1 2 3 4 5 6 7 8 9 10 11 12 13 14 15 16 17 18 19 20 21 22 23 24 25 26 27 28 29 30 31 32 33 34 35 36 37 38 39 40 41 42 43 44 45 46 47 48 49 50 51 52 53 54 55 56 57 58 59 60 61 62 63 64 65 66 67 68 69 70 71 72 73 74 75 76 77 78 79 80 81 82 83 84 85 86 87 88 89 90 91 92 93 94 95 96 97 98 99 100 101 102 103 104 105 106 107 108 109 110 111 112 113 114 115 116 117 118 119 120 121 122 123 124 125 126 127 128 129 130 131 132 133 134 135 136 137 138 139 140 141 142 143 144 145 146 147 148 149 150 151 152 153 154 155 156 157 158 159 160 161 162 163 164 165 166 167 168 169 170 171 172 173 174 175 176 177 178 179 180 181 182 183 184 185 186 187 188 189 190 191 192 193 194 195 196 197 198 199 200 201 202 203 204 205 206 207 208 209 210 211 212 213 214 215 216 217 218 219 220 221 222 223 224 225 226 227 228 229 230 231 232 233 234 235 236 237 238 239 240 241 242 243 244 245 246 247 248 249 250 251 252 253 254 255 256 257 258 259 260 261 262 263 264 265 266 267 268 269 270 271 272 273 274 275 276 277 278 279 280 281 282 283 284 285 286 287 288 289 290 291 292 293 294 295 296 297 298 299 300 301 302 303 304
|
---
title: "1. Summarizing gridded population data"
output: rmarkdown::html_vignette
vignette: >
%\VignetteIndexEntry{1. Summarizing gridded population data}
%\VignetteEngine{knitr::rmarkdown}
%\VignetteEncoding{UTF-8}
---
```{r, include = FALSE}
knitr::opts_chunk$set(
collapse = TRUE,
comment = "#>",
fig.width = 7
)
knitr::opts_knit$set(
global.par = TRUE
)
```
```{r, include = FALSE}
par(mar = c(1, 1, 1, 1))
```
## Introduction
This vignette describes the use of `exactextractr` to summarize population
and elevation data from the
[Gridded Population of the World](https://sedac.ciesin.columbia.edu/data/collection/gpw-v4)
and [EU-DEM](https://www.eea.europa.eu/data-and-maps/data/copernicus-land-monitoring-service-eu-dem)
datasets.
The `exactextractr` package includes samples of both of these datasets,
cropped to the extent of São Miguel, the largest and most populous island of the
Azores archipelago.
This example uses the following packages:
```{r setup, message = FALSE}
library(dplyr)
library(exactextractr)
library(raster)
library(sf)
```
## Loading the sample data
To begin, we load the population count file from GPW. This raster provides the
total population in each pixel for the calendar year 2020. On top of the
population grid, we plot boundaries for the six municipalities, or _concelhos_,
into which the island is divided.

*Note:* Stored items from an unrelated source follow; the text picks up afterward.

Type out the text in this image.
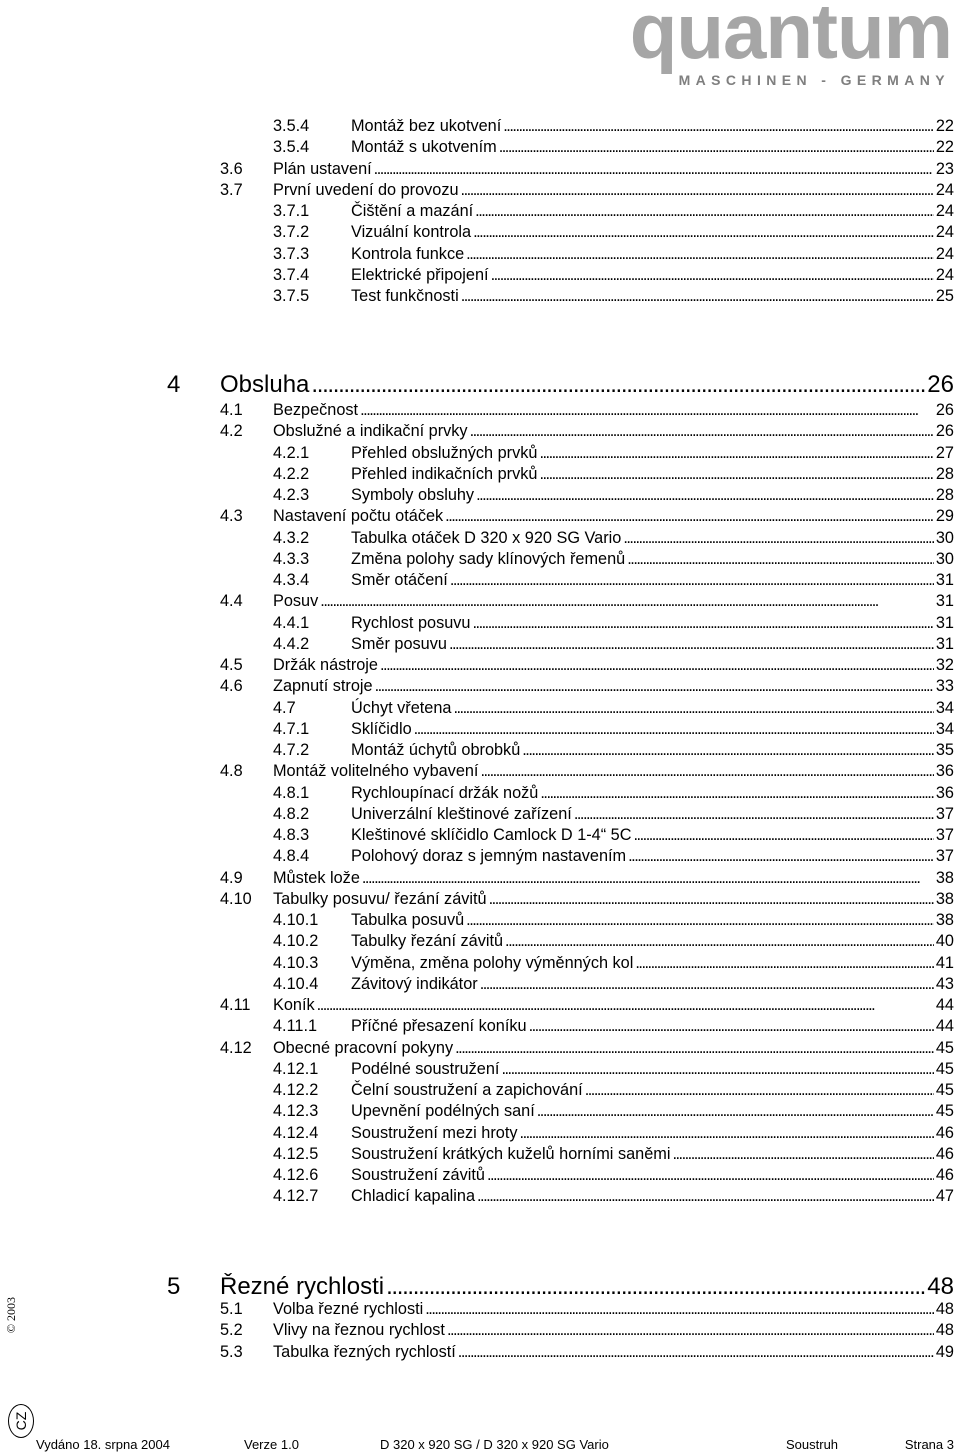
quantum
MASCHINEN - GERMANY
3.5.4	Montáž bez ukotvení . . .	22
3.5.4	Montáž s ukotvením . . .	22
3.6	Plán ustavení . . .	23
3.7	První uvedení do provozu . . .	24
3.7.1	Čištění a mazání . . .	24
3.7.2	Vizuální kontrola . . .	24
3.7.3	Kontrola funkce . . .	24
3.7.4	Elektrické připojení . . .	24
3.7.5	Test funkčnosti . . .	25
4	Obsluha . . .	26
4.1	Bezpečnost . . .	26
4.2	Obslužné a indikační prvky . . .	26
4.2.1	Přehled obslužných prvků . . .	27
4.2.2	Přehled indikačních prvků . . .	28
4.2.3	Symboly obsluhy . . .	28
4.3	Nastavení počtu otáček . . .	29
4.3.2	Tabulka otáček D 320 x 920 SG Vario . . .	30
4.3.3	Změna polohy sady klínových řemenů . . .	30
4.3.4	Směr otáčení . . .	31
4.4	Posuv . . .	31
4.4.1	Rychlost posuvu . . .	31
4.4.2	Směr posuvu . . .	31
4.5	Držák nástroje . . .	32
4.6	Zapnutí stroje . . .	33
4.7	Úchyt vřetena . . .	34
4.7.1	Sklíčidlo . . .	34
4.7.2	Montáž úchytů obrobků . . .	35
4.8	Montáž volitelného vybavení . . .	36
4.8.1	Rychloupínací držák nožů . . .	36
4.8.2	Univerzální kleštinové zařízení . . .	37
4.8.3	Kleštinové sklíčidlo Camlock D 1-4“ 5C . . .	37
4.8.4	Polohový doraz s jemným nastavením . . .	37
4.9	Můstek lože . . .	38
4.10	Tabulky posuvu/ řezání závitů . . .	38
4.10.1	Tabulka posuvů . . .	38
4.10.2	Tabulky řezání závitů . . .	40
4.10.3	Výměna, změna polohy výměnných kol . . .	41
4.10.4	Závitový indikátor . . .	43
4.11	Koník . . .	44
4.11.1	Příčné přesazení koníku . . .	44
4.12	Obecné pracovní pokyny . . .	45
4.12.1	Podélné soustružení . . .	45
4.12.2	Čelní soustružení a zapichování . . .	45
4.12.3	Upevnění podélných saní . . .	45
4.12.4	Soustružení mezi hroty . . .	46
4.12.5	Soustružení krátkých kuželů horními saněmi . . .	46
4.12.6	Soustružení závitů . . .	46
4.12.7	Chladicí kapalina . . .	47
5	Řezné rychlosti . . .	48
5.1	Volba řezné rychlosti . . .	48
5.2	Vlivy na řeznou rychlost . . .	48
5.3	Tabulka řezných rychlostí . . .	49
© 2003
CZ
Vydáno 18. srpna 2004	Verze 1.0	D 320 x 920 SG / D 320 x 920 SG Vario	Soustruh	Strana 3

We can see that the population is concentrated
along the coastlines, with smaller communities located in volcanic calderas
inland.
```{r load-data-1}
pop_count <- raster(system.file('sao_miguel/gpw_v411_2020_count_2020.tif',
package = 'exactextractr'))
concelhos <- st_read(system.file('sao_miguel/concelhos.gpkg',
package = 'exactextractr'),
quiet = TRUE)
plot(pop_count, axes = FALSE)
plot(st_geometry(concelhos), add = TRUE)
```
## Calculating total population
Because the population count raster has been cropped and contains no land area
outside of São Miguel, we can calculate the total population of the island using
the `cellStats` function from the `raster` package.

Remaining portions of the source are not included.